The actual usage of monitors occurs in the operation view for each individual component:

  1. Navigate to the desired assembly.
  2. Press Operation in the left hand navigation.
  3. Select the environment by clicking on the name in the list.
  4. Select the platform in the list on the right by clicking on the name - e.g. tomcat.
  5. Select the component in the list on the right by clicking on the name - e.g. compute.
  6. Go to the monitors tab.
  7. The monitors are listed on the left as a list.
  8. Click on an individual monitor name to view a chart visualizing the monitor data.

Check out the demo video showing how to navigate to monitors.

The list of monitors shows the names of the monitors and additional icons that highlight heartbeat monitors and defined thresholds. You can also mark them as a favorite.
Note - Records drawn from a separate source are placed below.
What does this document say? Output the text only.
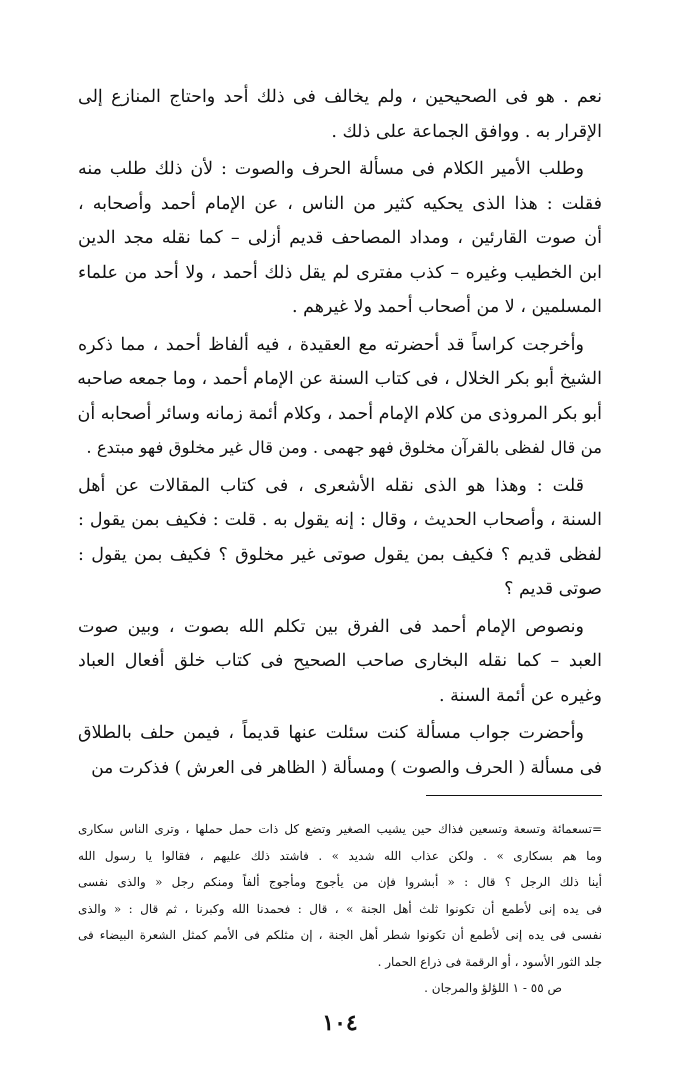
نعم . هو فى الصحيحين ، ولم يخالف فى ذلك أحد واحتاج المنازع إلى
الإقرار به . ووافق الجماعة على ذلك .
وطلب الأمير الكلام فى مسألة الحرف والصوت : لأن ذلك طلب منه
فقلت : هذا الذى يحكيه كثير من الناس ، عن الإمام أحمد وأصحابه ،
أن صوت القارئين ، ومداد المصاحف قديم أزلى – كما نقله مجد الدين
ابن الخطيب وغيره – كذب مفترى لم يقل ذلك أحمد ، ولا أحد من علماء
المسلمين ، لا من أصحاب أحمد ولا غيرهم .
وأخرجت كراساً قد أحضرته مع العقيدة ، فيه ألفاظ أحمد ، مما ذكره
الشيخ أبو بكر الخلال ، فى كتاب السنة عن الإمام أحمد ، وما جمعه صاحبه
أبو بكر المروذى من كلام الإمام أحمد ، وكلام أئمة زمانه وسائر أصحابه أن
من قال لفظى بالقرآن مخلوق فهو جهمى . ومن قال غير مخلوق فهو مبتدع .
قلت : وهذا هو الذى نقله الأشعرى ، فى كتاب المقالات عن أهل
السنة ، وأصحاب الحديث ، وقال : إنه يقول به . قلت : فكيف بمن يقول :
لفظى قديم ؟ فكيف بمن يقول صوتى غير مخلوق ؟ فكيف بمن يقول :
صوتى قديم ؟
ونصوص الإمام أحمد فى الفرق بين تكلم الله بصوت ، وبين صوت
العبد – كما نقله البخارى صاحب الصحيح فى كتاب خلق أفعال العباد
وغيره عن أئمة السنة .
وأحضرت جواب مسألة كنت سئلت عنها قديماً ، فيمن حلف بالطلاق
فى مسألة ( الحرف والصوت ) ومسألة ( الظاهر فى العرش ) فذكرت من
=تسعمائة وتسعة وتسعين فذاك حين يشيب الصغير وتضع كل ذات حمل حملها ، وترى الناس سكارى
وما هم بسكارى » . ولكن عذاب الله شديد » . فاشتد ذلك عليهم ، فقالوا يا رسول الله
أينا ذلك الرجل ؟ قال : « أبشروا فإن من يأجوج ومأجوج ألفاً ومنكم رجل « والذى نفسى
فى يده إنى لأطمع أن تكونوا ثلث أهل الجنة » ، قال : فحمدنا الله وكبرنا ، ثم قال : « والذى
نفسى فى يده إنى لأطمع أن تكونوا شطر أهل الجنة ، إن مثلكم فى الأمم كمثل الشعرة البيضاء فى
جلد الثور الأسود ، أو الرقمة فى ذراع الحمار .
ص ٥٥ - ١ اللؤلؤ والمرجان .
١٠٤
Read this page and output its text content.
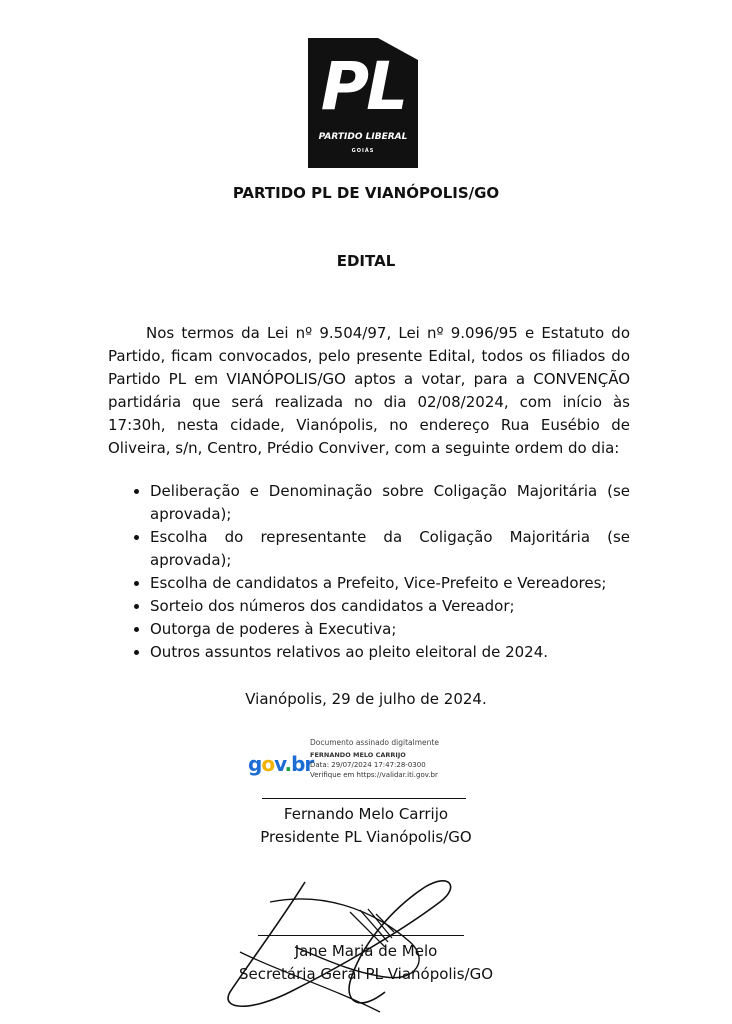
PL
PARTIDO LIBERAL
GOIÁS
PARTIDO PL DE VIANÓPOLIS/GO
EDITAL
Nos termos da Lei nº 9.504/97, Lei nº 9.096/95 e Estatuto do Partido, ficam convocados, pelo presente Edital, todos os filiados do Partido PL em VIANÓPOLIS/GO aptos a votar, para a CONVENÇÃO partidária que será realizada no dia 02/08/2024, com início às 17:30h, nesta cidade, Vianópolis, no endereço Rua Eusébio de Oliveira, s/n, Centro, Prédio Conviver, com a seguinte ordem do dia:
• Deliberação e Denominação sobre Coligação Majoritária (se aprovada);
• Escolha do representante da Coligação Majoritária (se aprovada);
• Escolha de candidatos a Prefeito, Vice-Prefeito e Vereadores;
• Sorteio dos números dos candidatos a Vereador;
• Outorga de poderes à Executiva;
• Outros assuntos relativos ao pleito eleitoral de 2024.
Vianópolis, 29 de julho de 2024.
gov.br
Documento assinado digitalmente
FERNANDO MELO CARRIJO
Data: 29/07/2024 17:47:28-0300
Verifique em https://validar.iti.gov.br
Fernando Melo Carrijo
Presidente PL Vianópolis/GO
Jane Maria de Melo
Secretária Geral PL Vianópolis/GO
The header includes a filter for the monitors, select/deselect all buttons, a sort features and well as the Actions button. If you select a few monitors in the list with the checkboxes beside the names, you can use the Compound charts action to merge all metrics from the selected monitors into one chart. The Stack charts action triggers all selected charts to be displayed above each other.
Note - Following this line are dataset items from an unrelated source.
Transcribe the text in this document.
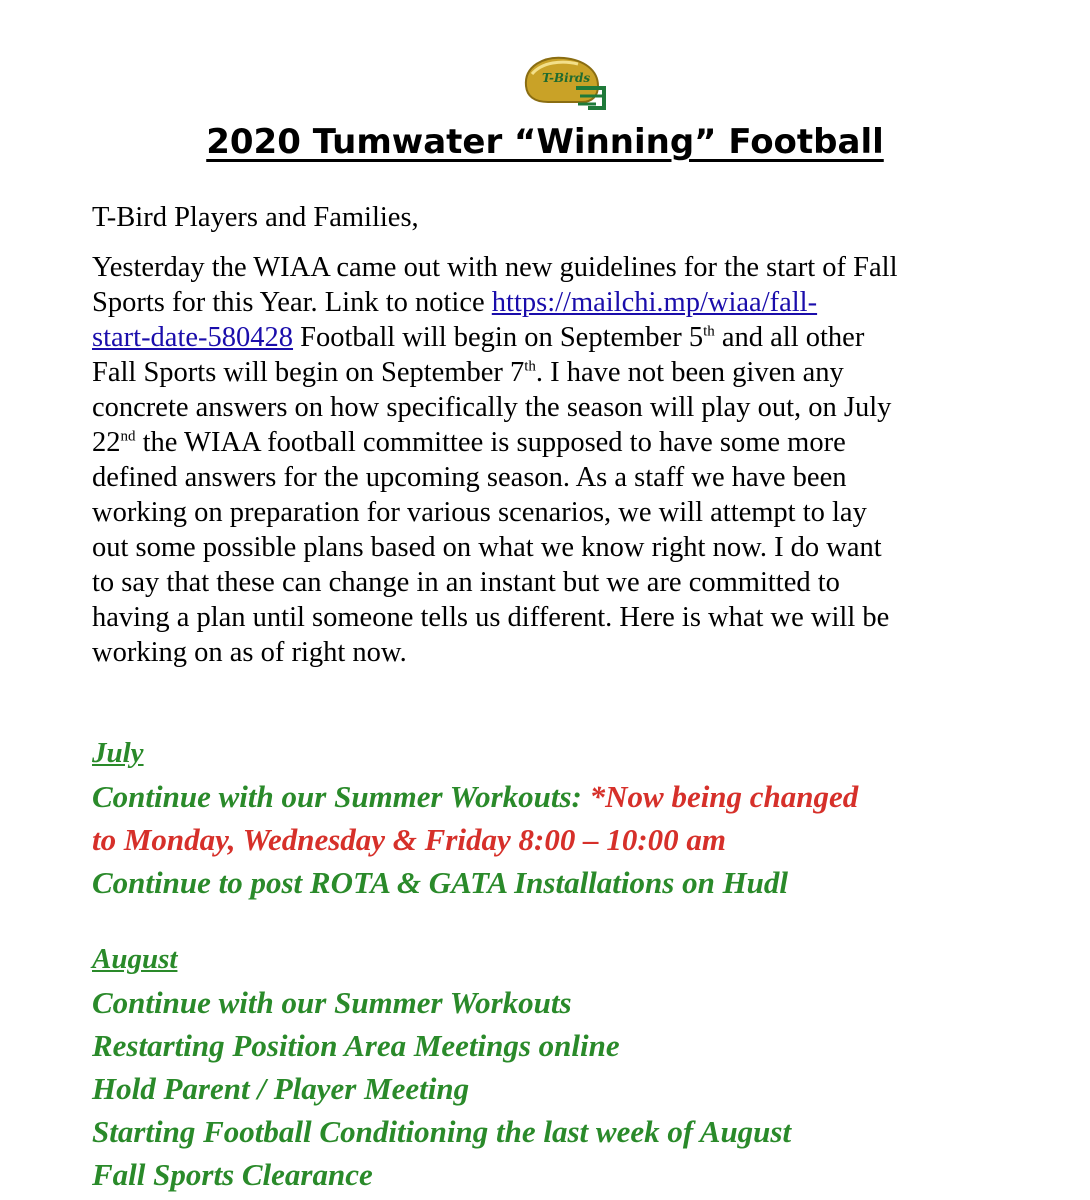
T-Birds
2020 Tumwater “Winning” Football
T-Bird Players and Families,
Yesterday the WIAA came out with new guidelines for the start of Fall
Sports for this Year. Link to notice https://mailchi.mp/wiaa/fall-
start-date-580428 Football will begin on September 5th and all other
Fall Sports will begin on September 7th. I have not been given any
concrete answers on how specifically the season will play out, on July
22nd the WIAA football committee is supposed to have some more
defined answers for the upcoming season. As a staff we have been
working on preparation for various scenarios, we will attempt to lay
out some possible plans based on what we know right now. I do want
to say that these can change in an instant but we are committed to
having a plan until someone tells us different. Here is what we will be
working on as of right now.
July
Continue with our Summer Workouts: *Now being changed
to Monday, Wednesday & Friday 8:00 – 10:00 am
Continue to post ROTA & GATA Installations on Hudl
August
Continue with our Summer Workouts
Restarting Position Area Meetings online
Hold Parent / Player Meeting
Starting Football Conditioning the last week of August
Fall Sports Clearance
Threshold and heartbeat configuration for the monitor is displayed below the chart.

Charts

Chart inspections can be used to visually analyze your component behavior over time.

Enjoy our demo video showcasing usage of charts.

A number of features are available in the chart display:

Time range control: The top left corner contains a control with buttons to select time range for the whole chart displaying of one hour, six hours, one day, one week, one month or one year.

Time navigation: The top right corner contains a control to navigate the chart time data by the size of the range. << navigates a full period back, < half a period back, > half a period forward, >> a full period forward. Now jumps to the current date and time.

Read value: Moving the mouse pointer over the chart triggers a marker that displays the metric value at the current location in the chart.

Legend: The legend beneath the chart shows the different metric names for the monitor. Clicking on a metric triggers the chart to display only that metric vs. all metrics.

Threshhold display: Threshold levels are displayed as horizontal lines in the chart using a dotted line of the same color as the metric with the threshold. The legend includes a dot beside the metric name. The color of the dot reflect the state (blue for notify, red for unhealthy…). Hovering over the dot shows the threshold definition.

Zoom: You can select a rectangle on the chart to enlarge a specific x/y region of the chart. This can be repeated multiple times until you see the region of interest. Double-click causes a zoom back out.

Standalong view: The button on the top right corner in the chart title display triggers the current chart to be displayed in a new browser window without the rest of the user interface.

The data available in the chart depends on a few aspects:

  • Actual metrics taken successfully and component operational times e.g. there won’t be any old data for a compute that was just started today
  • TTL policies for storing the data. One minute buckets are used for hour and 6 hours charts up to two days into the past. Then metrics switch to 5 minute buckets.

Charts in Action

Examples

Open Files Monitor

The Open Files Monitor monitors the open files on the process and is includes in a number of components and disabled by default. You can simply activate it and enter the process name in the configuration if you want to montior files opened e.g. by your application as the artifact component.

App Version Monitor

The App Version monitor is a monitor of the tomcat component used to validate that the server is restarted after all artifacts are deployed. By default, the monitor is disabled.

You can enable it in transition view of the component. The ValidateAppVersion action can perform the same check as the monitor as an on demand action.